Turkey plans to allow prisoners to use communal areas in jails, but a human rights activist said yesterday this would not stop hunger-strike protests unless the "isolation" of inmates in new cell-based jails was ended.
The Justice Minister, Mr Hikmet Sami Turk, said on Thursday the government would try to rush an amendment to the anti-terrorism law through parliament next week in an effort to end the hungerstrikes.
The amendment scraps a ban, imposed for security reasons, on inmates coming together even in jail libraries and sports halls.
Twelve left-wing prisoners and two of their family members have died since late March in protest against the new jails.
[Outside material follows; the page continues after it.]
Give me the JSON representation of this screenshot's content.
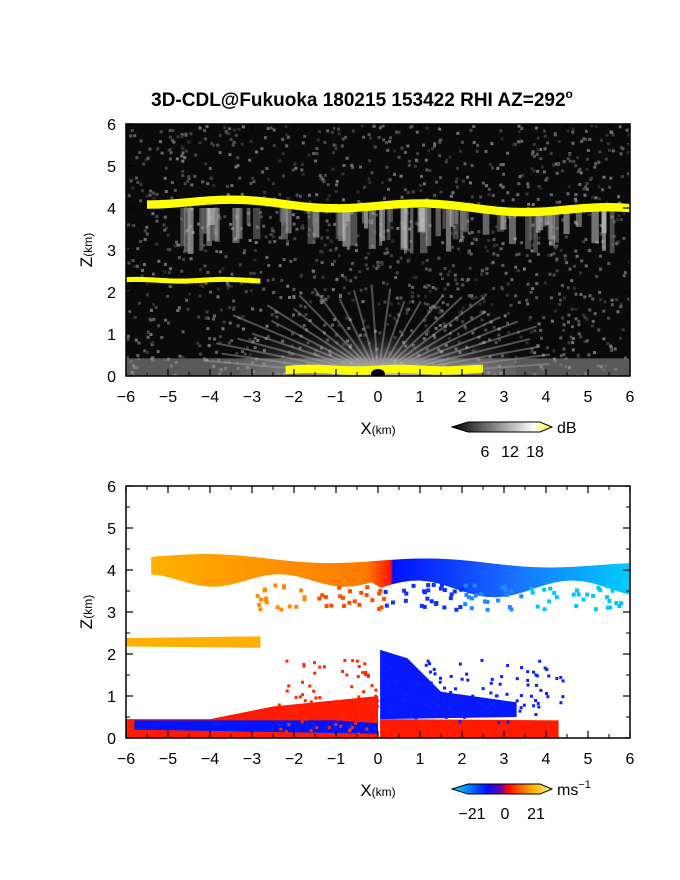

They say the cells, which replace a dormitory system, isolate them and make them vulnerable to abuse by prison officials.
"This [ending of the ban] is not enough to persuade the hunger-striking prisoners," Mr Husnu Ondul, head of the Turkish Human Rights Association, said. "The amendment allows the use of communal areas by inmates who attend the training and rehabilitation programmes with obedience," he added. "The amendment in its present form does not end the isolation conditions."
Mr Ongul argued that inmates might resist the training programmes, as the new prisons were mainly home to those imprisoned for their political views. "The state cannot force them to change their ideology. There'll be a resistance to that."
More than 800 far-left prisoners are on hunger-strike or death fasts.